If history has taught us anything, it is that for the past two centuries, superpowers behaved similarly on the world stage regardless of their system of governance.
And old habits die hard.
Ever since President James Monroe articulated the very first strategic doctrine of the US in December 1823, basically warning European powers of further colonisation or greater intervention in the Western Hemisphere, most of his successors felt compelled to articulate US geo-strategy and interest in virtuous, even divine terms.
But today, the US lacks credibility as a liberal democracy – it is hardly worthy of the name, let alone emulation after the Trump presidency, and especially since the January 6 attack he instigated on the US Congress. It also lacks geopolitical leverage and deterrence capability especially after its disastrous war in Iraq and humiliation in Afghanistan.
As a result, neither Moscow nor Beijing seems impressed, let alone deterred, by Biden’s huffs and puffs over their sabre-rattling in Ukraine and Taiwan. Both have mockingly rejected Washington’s sermonising, publicly chastising American diplomats over their country’s own shortcomings.
Biden must play the cards he was dealt, which admittedly are no winners. His attempts at bluffing have so far impressed none of the other major players.
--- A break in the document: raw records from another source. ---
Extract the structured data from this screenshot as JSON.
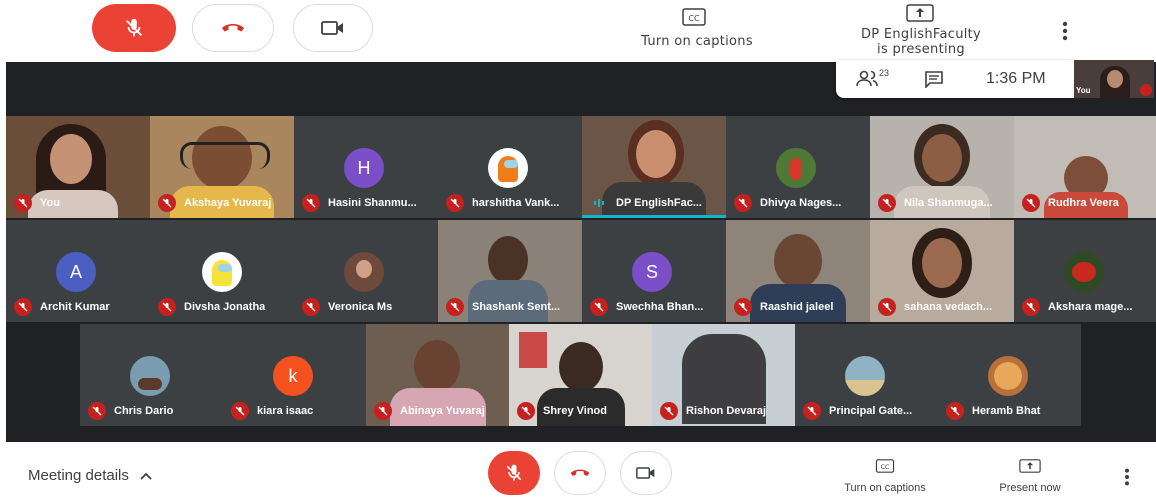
{
  "topbar": {
    "captions_label": "Turn on captions",
    "presenter_line1": "DP EnglishFaculty",
    "presenter_line2": "is presenting"
  },
  "info": {
    "participant_count": "23",
    "time": "1:36 PM",
    "self_label": "You"
  },
  "tiles": {
    "you": "You",
    "akshaya": "Akshaya Yuvaraj",
    "hasini": "Hasini Shanmu...",
    "harshitha": "harshitha Vank...",
    "dpenglish": "DP EnglishFac...",
    "dhivya": "Dhivya Nages...",
    "nila": "Nila Shanmuga...",
    "rudhra": "Rudhra Veera",
    "archit": "Archit Kumar",
    "divsha": "Divsha Jonatha",
    "veronica": "Veronica Ms",
    "shashank": "Shashank Sent...",
    "swechha": "Swechha Bhan...",
    "raashid": "Raashid jaleel",
    "sahana": "sahana vedach...",
    "akshara": "Akshara mage...",
    "chris": "Chris Dario",
    "kiara": "kiara isaac",
    "abinaya": "Abinaya Yuvaraj",
    "shrey": "Shrey Vinod",
    "rishon": "Rishon Devaraj",
    "principal": "Principal Gate...",
    "heramb": "Heramb Bhat"
  },
  "avatars": {
    "hasini": "H",
    "archit": "A",
    "swechha": "S",
    "kiara": "k"
  },
  "bottombar": {
    "meeting_details": "Meeting details",
    "captions_label": "Turn on captions",
    "present_label": "Present now"
  },
  "colors": {
    "danger": "#ea4335",
    "stage": "#202124",
    "avatar_purple": "#7b4fc7",
    "avatar_blue": "#4a5fc1",
    "avatar_orange": "#f4511e"
  }
}
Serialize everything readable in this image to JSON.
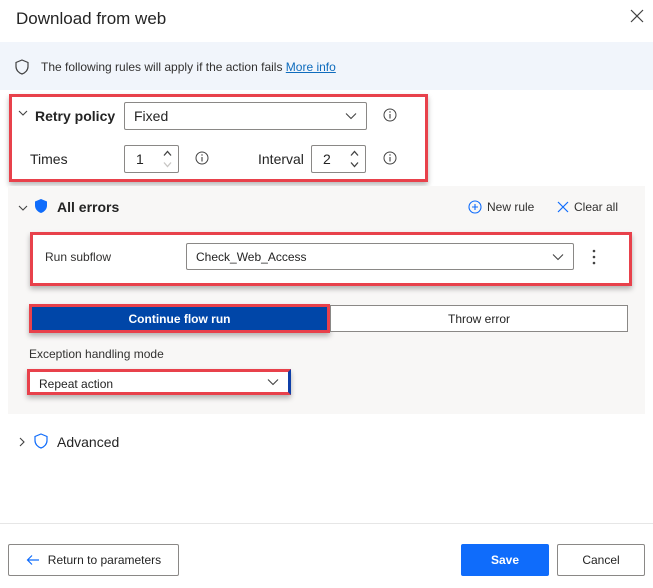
{
  "dialog": {
    "title": "Download from web",
    "close_icon": "close-icon"
  },
  "banner": {
    "icon": "shield-outline-icon",
    "text": "The following rules will apply if the action fails ",
    "link": "More info"
  },
  "retry_policy": {
    "label": "Retry policy",
    "expanded": true,
    "selected": "Fixed",
    "times_label": "Times",
    "times_value": "1",
    "interval_label": "Interval",
    "interval_value": "2"
  },
  "all_errors": {
    "label": "All errors",
    "expanded": true,
    "new_rule": "New rule",
    "clear_all": "Clear all",
    "run_subflow_label": "Run subflow",
    "run_subflow_value": "Check_Web_Access",
    "segments": [
      "Continue flow run",
      "Throw error"
    ],
    "selected_segment": "Continue flow run",
    "mode_label": "Exception handling mode",
    "mode_value": "Repeat action"
  },
  "advanced": {
    "label": "Advanced",
    "expanded": false
  },
  "footer": {
    "return_label": "Return to parameters",
    "save_label": "Save",
    "cancel_label": "Cancel"
  },
  "colors": {
    "accent": "#0f6cfb",
    "selected_segment": "#0046a8",
    "highlight": "#e8414b",
    "link": "#0f6cbd"
  }
}
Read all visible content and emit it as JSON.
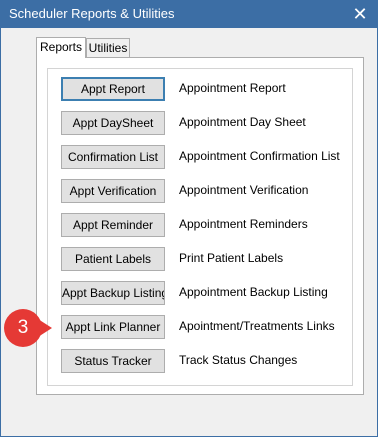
{
  "window": {
    "title": "Scheduler Reports & Utilities",
    "close_glyph": "✕"
  },
  "tabs": [
    {
      "label": "Reports",
      "active": true
    },
    {
      "label": "Utilities",
      "active": false
    }
  ],
  "rows": [
    {
      "button": "Appt Report",
      "description": "Appointment Report"
    },
    {
      "button": "Appt DaySheet",
      "description": "Appointment Day Sheet"
    },
    {
      "button": "Confirmation List",
      "description": "Appointment Confirmation List"
    },
    {
      "button": "Appt Verification",
      "description": "Appointment Verification"
    },
    {
      "button": "Appt Reminder",
      "description": "Appointment Reminders"
    },
    {
      "button": "Patient Labels",
      "description": "Print Patient Labels"
    },
    {
      "button": "Appt Backup Listing",
      "description": "Appointment Backup Listing"
    },
    {
      "button": "Appt Link Planner",
      "description": "Apointment/Treatments Links"
    },
    {
      "button": "Status Tracker",
      "description": "Track Status Changes"
    }
  ],
  "callout": {
    "number": "3",
    "color": "#e53935"
  },
  "colors": {
    "titlebar": "#3c6ea5",
    "focus_border": "#3c7fb1"
  }
}
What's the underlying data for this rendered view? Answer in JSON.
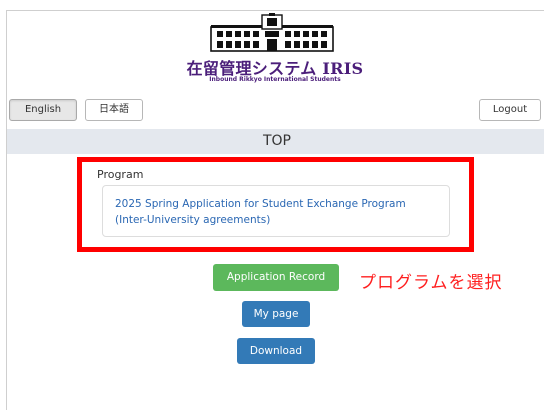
{
  "header": {
    "title": "在留管理システム IRIS",
    "subtitle": "Inbound Rikkyo International Students",
    "logo_icon": "building-logo-icon"
  },
  "language": {
    "english_label": "English",
    "japanese_label": "日本語",
    "selected": "English"
  },
  "account": {
    "logout_label": "Logout"
  },
  "page": {
    "title": "TOP"
  },
  "program": {
    "label": "Program",
    "value_line1": "2025 Spring Application for Student Exchange Program",
    "value_line2": "(Inter-University agreements)"
  },
  "actions": {
    "application_record_label": "Application Record",
    "my_page_label": "My page",
    "download_label": "Download"
  },
  "annotation": {
    "text": "プログラムを選択"
  },
  "colors": {
    "brand_purple": "#4b1e7a",
    "highlight_red": "#ff0000",
    "success_green": "#5cb85c",
    "primary_blue": "#337ab7",
    "link_blue": "#2a67b3",
    "top_bar_bg": "#e4e8ee"
  }
}
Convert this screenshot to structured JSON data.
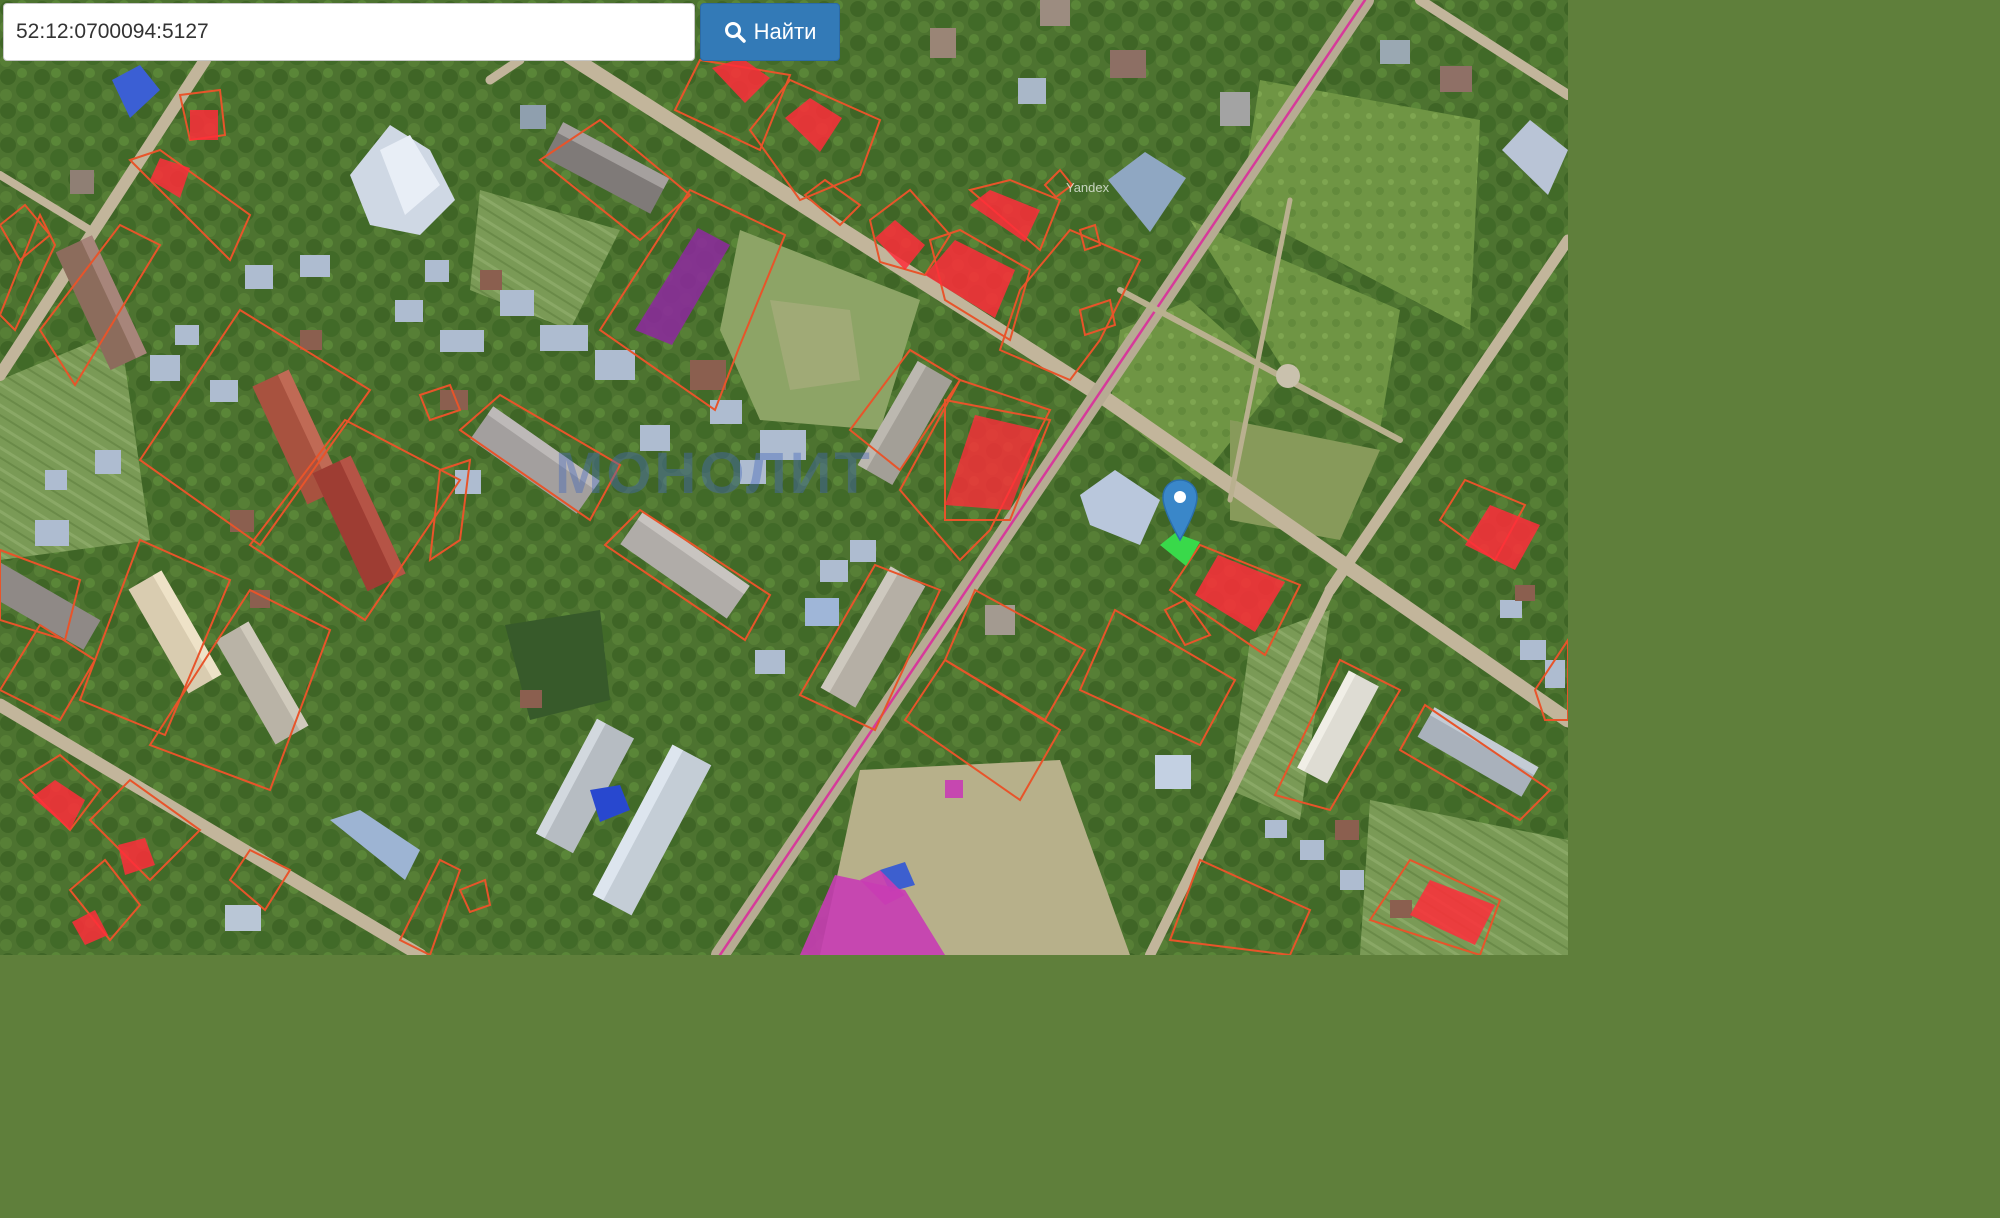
{
  "search": {
    "value": "52:12:0700094:5127",
    "button_label": "Найти",
    "button_icon": "search-icon"
  },
  "map": {
    "watermark": "МОНОЛИТ",
    "provider_label": "Yandex",
    "marker_icon": "map-pin-icon",
    "colors": {
      "parcel_outline": "#e8542a",
      "registered_building": "#ff2d3a",
      "highlighted_parcel": "#39d94a",
      "magenta_object": "#c83cb4",
      "purple_object": "#8c2a9c",
      "marker": "#3a87c9",
      "boundary_line": "#d63a9a"
    }
  }
}
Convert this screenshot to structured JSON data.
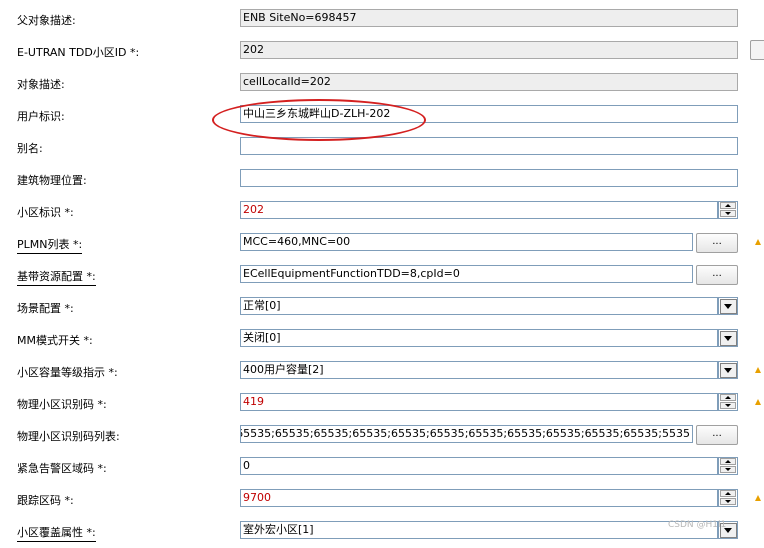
{
  "rows": {
    "parent_desc": {
      "label": "父对象描述:",
      "value": "ENB SiteNo=698457"
    },
    "cell_id": {
      "label": "E-UTRAN TDD小区ID *:",
      "value": "202"
    },
    "obj_desc": {
      "label": "对象描述:",
      "value": "cellLocalId=202"
    },
    "user_label": {
      "label": "用户标识:",
      "value": "中山三乡东城畔山D-ZLH-202"
    },
    "alias": {
      "label": "别名:",
      "value": ""
    },
    "building": {
      "label": "建筑物理位置:",
      "value": ""
    },
    "cell_flag": {
      "label": "小区标识 *:",
      "value": "202"
    },
    "plmn": {
      "label": "PLMN列表 *:",
      "value": "MCC=460,MNC=00",
      "button": "..."
    },
    "baseband": {
      "label": "基带资源配置 *:",
      "value": "ECellEquipmentFunctionTDD=8,cpId=0",
      "button": "..."
    },
    "scene": {
      "label": "场景配置 *:",
      "value": "正常[0]"
    },
    "mm_switch": {
      "label": "MM模式开关 *:",
      "value": "关闭[0]"
    },
    "capacity": {
      "label": "小区容量等级指示 *:",
      "value": "400用户容量[2]"
    },
    "pci": {
      "label": "物理小区识别码 *:",
      "value": "419"
    },
    "pci_list": {
      "label": "物理小区识别码列表:",
      "value": "5535;65535;65535;65535;65535;65535;65535;65535;65535;65535;65535;65535",
      "button": "..."
    },
    "emergency": {
      "label": "紧急告警区域码 *:",
      "value": "0"
    },
    "tac": {
      "label": "跟踪区码 *:",
      "value": "9700"
    },
    "coverage": {
      "label": "小区覆盖属性 *:",
      "value": "室外宏小区[1]"
    }
  },
  "watermark": "CSDN @H1l1",
  "icons": {
    "warning": "warning-triangle-icon",
    "spinner": "spinner-icon",
    "dropdown": "chevron-down-icon"
  },
  "colors": {
    "field_border": "#7f9db9",
    "readonly_bg": "#eeeeee",
    "value_red": "#c00000",
    "highlight_oval": "#d42020",
    "warning": "#e8a000"
  }
}
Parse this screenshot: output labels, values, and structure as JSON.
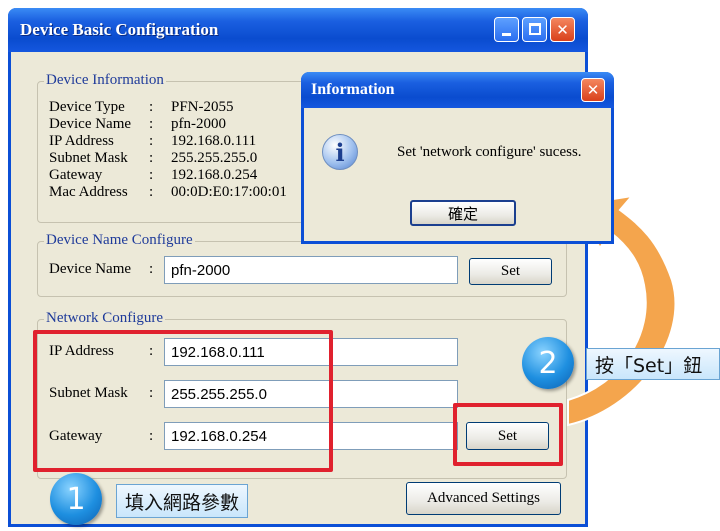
{
  "window": {
    "title": "Device Basic Configuration"
  },
  "device_info": {
    "legend": "Device Information",
    "rows": [
      {
        "label": "Device Type",
        "sep": ":",
        "value": "PFN-2055"
      },
      {
        "label": "Device Name",
        "sep": ":",
        "value": "pfn-2000"
      },
      {
        "label": "IP Address",
        "sep": ":",
        "value": "192.168.0.111"
      },
      {
        "label": "Subnet Mask",
        "sep": ":",
        "value": "255.255.255.0"
      },
      {
        "label": "Gateway",
        "sep": ":",
        "value": "192.168.0.254"
      },
      {
        "label": "Mac Address",
        "sep": ":",
        "value": "00:0D:E0:17:00:01"
      }
    ]
  },
  "name_config": {
    "legend": "Device Name Configure",
    "label": "Device Name",
    "sep": ":",
    "value": "pfn-2000",
    "set_label": "Set"
  },
  "network_config": {
    "legend": "Network Configure",
    "ip_label": "IP Address",
    "ip_value": "192.168.0.111",
    "mask_label": "Subnet Mask",
    "mask_value": "255.255.255.0",
    "gw_label": "Gateway",
    "gw_value": "192.168.0.254",
    "sep": ":",
    "set_label": "Set",
    "advanced_label": "Advanced Settings"
  },
  "info_dialog": {
    "title": "Information",
    "message": "Set 'network configure' sucess.",
    "ok_label": "確定"
  },
  "callouts": {
    "step1_number": "1",
    "step1_text": "填入網路參數",
    "step2_number": "2",
    "step2_text": "按「Set」鈕"
  },
  "colors": {
    "highlight": "#e0212e",
    "callout_blue": "#1e8fe0",
    "arrow_orange": "#f19a3e"
  }
}
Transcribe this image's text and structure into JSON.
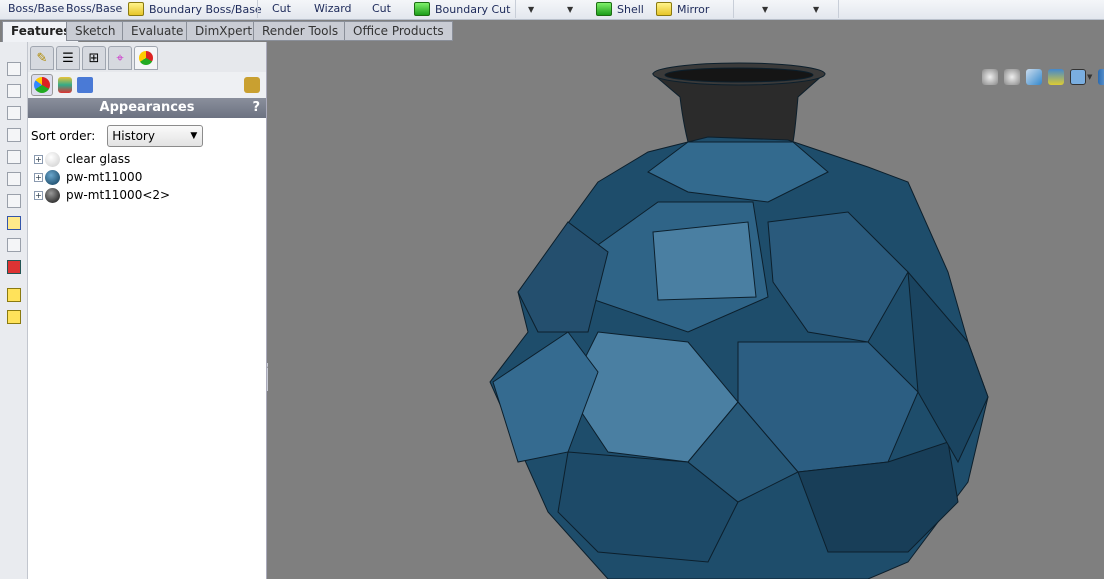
{
  "ribbon": {
    "partial_labels": [
      "Boss/Base",
      "Boss/Base",
      "Cut",
      "Wizard",
      "Cut"
    ],
    "boundary_boss": "Boundary Boss/Base",
    "boundary_cut": "Boundary Cut",
    "shell": "Shell",
    "mirror": "Mirror"
  },
  "tabs": [
    "Features",
    "Sketch",
    "Evaluate",
    "DimXpert",
    "Render Tools",
    "Office Products"
  ],
  "panel": {
    "title": "Appearances",
    "help": "?",
    "sort_label": "Sort order:",
    "sort_value": "History",
    "items": [
      {
        "label": "clear glass",
        "color": "#f2f2f2"
      },
      {
        "label": "pw-mt11000",
        "color": "#1e5577"
      },
      {
        "label": "pw-mt11000<2>",
        "color": "#2a2a2a"
      }
    ]
  },
  "viewport": {
    "background": "#7f7f7f",
    "model_color": "#2f6285"
  },
  "view_tools": [
    "zoom-to-fit-icon",
    "zoom-to-area-icon",
    "previous-view-icon",
    "section-view-icon",
    "view-orientation-icon",
    "display-style-icon",
    "hide-show-icon",
    "edit-appearance-icon",
    "apply-scene-icon",
    "view-settings-icon"
  ]
}
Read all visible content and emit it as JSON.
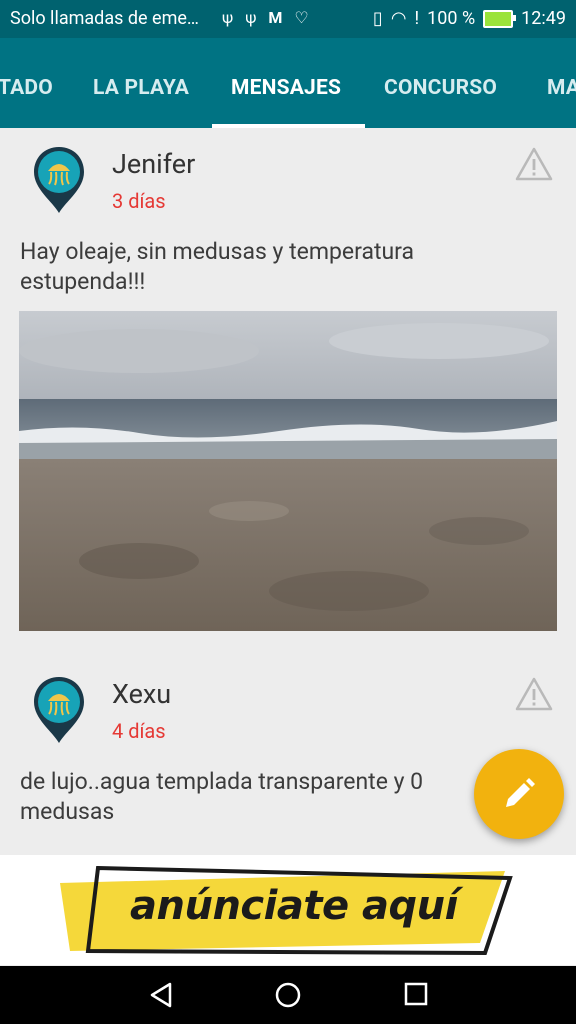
{
  "status_bar": {
    "notification_text": "Solo llamadas de eme…",
    "battery_percent": "100 %",
    "time": "12:49",
    "icons": [
      "usb-icon",
      "usb-icon",
      "gmail-icon",
      "health-icon",
      "vibrate-icon",
      "wifi-icon",
      "alert-icon",
      "battery-icon"
    ]
  },
  "tabs": [
    {
      "label": "TADO"
    },
    {
      "label": "LA PLAYA"
    },
    {
      "label": "MENSAJES",
      "active": true
    },
    {
      "label": "CONCURSO"
    },
    {
      "label": "MA"
    }
  ],
  "posts": [
    {
      "author": "Jenifer",
      "time": "3 días",
      "text": "Hay oleaje, sin medusas y temperatura estupenda!!!",
      "has_photo": true
    },
    {
      "author": "Xexu",
      "time": "4 días",
      "text": "de lujo..agua templada transparente y 0 medusas",
      "has_photo": false
    }
  ],
  "fab": {
    "icon": "pencil-icon"
  },
  "banner": {
    "text": "anúnciate aquí"
  },
  "colors": {
    "status_bar": "#00626f",
    "tab_bar": "#007383",
    "time_red": "#e53935",
    "fab": "#f2b20e",
    "banner_yellow": "#f5d83a"
  }
}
Short of completely pulling out, Biden should lower his bets and cut his losses.
With one down and three years to go, Biden has ample time and leverage in foreign policy, which he may lack in domestic policy, to chart a new way forward on nuclear disarmament, global warming, universal health, food security, and peace.
This starts with recognising other strong players on the world stage and appreciating the high stakes of this risky global game of thrones.